Yesterday, what seems like the entire InfoSec industry was underwhelmed when Badlock was finally disclosed and, apparently, didn’t live up to its billing.
While we agree that the month-long buildup to the disclosure, and flashy logo were unnecessary, we’d like to explain why we think this vulnerability will end up providing malicious actors with a useful weapon in the future.
The industry’s collective disappointment hinged on the fact that in order to exploit the vulnerability, a weaponized man-in-the-middle attack must be crafted and then deployed against a series of networked hosts with unpatched SMB implementations. You’re pretty much only likely to find that sort of scenario in an internal company network. However, a proper man-in-the-middle attack against this vulnerability will allow an attacker to elevate privileges and gain full access to an active directory database, which in turn will provide them with a full set of login credentials and password hashes.
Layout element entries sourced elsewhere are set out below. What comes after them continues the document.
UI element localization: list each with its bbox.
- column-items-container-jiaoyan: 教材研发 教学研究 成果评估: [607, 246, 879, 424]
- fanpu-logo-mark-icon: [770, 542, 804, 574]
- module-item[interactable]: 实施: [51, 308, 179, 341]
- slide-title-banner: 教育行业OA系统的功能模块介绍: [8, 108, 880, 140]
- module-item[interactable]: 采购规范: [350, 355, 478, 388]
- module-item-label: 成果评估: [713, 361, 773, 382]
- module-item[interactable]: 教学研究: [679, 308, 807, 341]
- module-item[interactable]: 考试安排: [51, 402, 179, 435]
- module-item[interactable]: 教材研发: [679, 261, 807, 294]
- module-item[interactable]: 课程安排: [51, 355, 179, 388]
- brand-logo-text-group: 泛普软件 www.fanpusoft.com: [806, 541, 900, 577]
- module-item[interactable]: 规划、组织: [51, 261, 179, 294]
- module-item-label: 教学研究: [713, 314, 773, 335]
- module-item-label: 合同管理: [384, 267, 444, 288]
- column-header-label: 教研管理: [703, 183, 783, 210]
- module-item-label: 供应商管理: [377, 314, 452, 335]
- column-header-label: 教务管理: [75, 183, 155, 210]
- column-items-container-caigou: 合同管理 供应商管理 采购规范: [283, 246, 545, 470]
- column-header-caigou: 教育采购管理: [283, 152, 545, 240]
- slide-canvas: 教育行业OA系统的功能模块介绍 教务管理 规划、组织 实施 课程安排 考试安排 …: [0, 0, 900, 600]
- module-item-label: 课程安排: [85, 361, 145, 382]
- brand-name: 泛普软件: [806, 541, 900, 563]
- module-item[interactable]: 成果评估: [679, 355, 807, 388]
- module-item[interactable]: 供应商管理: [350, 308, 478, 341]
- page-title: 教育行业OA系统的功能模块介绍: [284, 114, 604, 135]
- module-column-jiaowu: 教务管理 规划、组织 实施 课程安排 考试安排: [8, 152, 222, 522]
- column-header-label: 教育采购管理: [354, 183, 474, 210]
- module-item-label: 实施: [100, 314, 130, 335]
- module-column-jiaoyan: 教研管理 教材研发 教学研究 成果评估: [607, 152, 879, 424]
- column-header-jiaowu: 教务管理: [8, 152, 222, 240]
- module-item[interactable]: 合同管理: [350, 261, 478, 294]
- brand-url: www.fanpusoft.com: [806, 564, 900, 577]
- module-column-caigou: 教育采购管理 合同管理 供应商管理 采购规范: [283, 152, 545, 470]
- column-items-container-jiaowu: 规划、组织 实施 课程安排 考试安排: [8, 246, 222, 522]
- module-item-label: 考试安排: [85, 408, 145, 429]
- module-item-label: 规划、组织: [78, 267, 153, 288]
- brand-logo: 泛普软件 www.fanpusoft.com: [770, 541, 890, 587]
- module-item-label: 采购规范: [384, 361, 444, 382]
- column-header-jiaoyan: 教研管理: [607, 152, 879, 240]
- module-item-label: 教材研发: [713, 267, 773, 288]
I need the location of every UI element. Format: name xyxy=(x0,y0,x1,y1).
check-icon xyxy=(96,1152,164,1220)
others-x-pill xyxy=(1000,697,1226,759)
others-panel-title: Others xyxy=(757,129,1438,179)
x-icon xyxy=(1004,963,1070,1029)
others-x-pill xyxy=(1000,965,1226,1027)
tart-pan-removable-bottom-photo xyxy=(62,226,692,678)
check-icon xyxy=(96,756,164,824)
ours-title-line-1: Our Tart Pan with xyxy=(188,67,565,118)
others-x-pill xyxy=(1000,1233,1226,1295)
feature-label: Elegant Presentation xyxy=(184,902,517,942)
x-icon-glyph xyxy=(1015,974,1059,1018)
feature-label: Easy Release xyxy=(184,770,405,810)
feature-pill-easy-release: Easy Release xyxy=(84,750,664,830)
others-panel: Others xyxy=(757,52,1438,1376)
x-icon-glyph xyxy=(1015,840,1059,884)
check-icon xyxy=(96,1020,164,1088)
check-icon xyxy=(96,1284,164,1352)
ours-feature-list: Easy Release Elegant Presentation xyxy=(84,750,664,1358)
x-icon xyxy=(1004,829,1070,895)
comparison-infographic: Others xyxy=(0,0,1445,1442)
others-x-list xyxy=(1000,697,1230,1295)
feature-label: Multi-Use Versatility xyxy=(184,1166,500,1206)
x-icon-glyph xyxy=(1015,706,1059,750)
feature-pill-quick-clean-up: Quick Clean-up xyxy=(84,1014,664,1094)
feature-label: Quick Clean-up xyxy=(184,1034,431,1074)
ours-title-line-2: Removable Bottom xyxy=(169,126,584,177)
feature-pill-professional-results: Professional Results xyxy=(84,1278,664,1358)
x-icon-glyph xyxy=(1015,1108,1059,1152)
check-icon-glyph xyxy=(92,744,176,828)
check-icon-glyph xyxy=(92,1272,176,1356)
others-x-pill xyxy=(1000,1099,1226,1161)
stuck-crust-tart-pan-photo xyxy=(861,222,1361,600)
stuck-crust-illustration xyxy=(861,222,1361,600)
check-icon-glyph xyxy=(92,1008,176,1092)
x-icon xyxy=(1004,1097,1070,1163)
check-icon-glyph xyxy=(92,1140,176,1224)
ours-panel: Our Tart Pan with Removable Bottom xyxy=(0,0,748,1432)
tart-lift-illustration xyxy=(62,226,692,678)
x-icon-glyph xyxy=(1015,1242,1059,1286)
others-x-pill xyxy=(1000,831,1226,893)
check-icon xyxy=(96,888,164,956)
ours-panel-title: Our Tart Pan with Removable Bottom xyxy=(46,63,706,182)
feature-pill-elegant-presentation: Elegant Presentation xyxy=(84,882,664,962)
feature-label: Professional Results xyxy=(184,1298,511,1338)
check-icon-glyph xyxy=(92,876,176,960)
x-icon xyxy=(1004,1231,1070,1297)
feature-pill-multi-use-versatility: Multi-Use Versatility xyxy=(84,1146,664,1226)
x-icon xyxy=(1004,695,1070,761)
As the official Badlock site states:
“There are several MITM attacks that can be performed against a variety of protocols used by Samba. These would permit execution of arbitrary Samba network calls using the context of the intercepted user.”
If this vulnerability is used against a Samba AD server, the attacker may be able to view or modify secrets within the AD database, including user password hashes. They may also be able to shut down critical services running on that server. If used against a standard Samba server, an attacker may be able to modify user permissions on files or directories.
This vulnerability affects both Windows and Linux. While patches have been already been made available to fix this issue, it’s up to administrators to ensure those patches are applied company-wide. Microsoft’s own “Patch Tuesday” process will fix this problem, and we’re expecting most Windows boxes to be quickly brought up-to-date. Linux boxes, on the other hand, are a bit of an unknown.
Looking at the bigger picture, the Badlock vulnerability potentially supplies advanced threat actors with a useful tool for lateral movement and credential harvesting, once they’ve gained access to a company’s internal network. For organized and well-resourced groups, such as nation states, creating and deploying a suitable MitM attack to exploit Badlock wouldn’t be all that difficult.
While proof-of-concepts against this vulnerability are being kept under wraps currently, we’re sure that there are groups out there working on creating exploits. Although we’re unlikely to see this sort of tactic being used right now (due to the buzz surrounding Badlock), we wouldn’t be surprised to see it utilized down the road.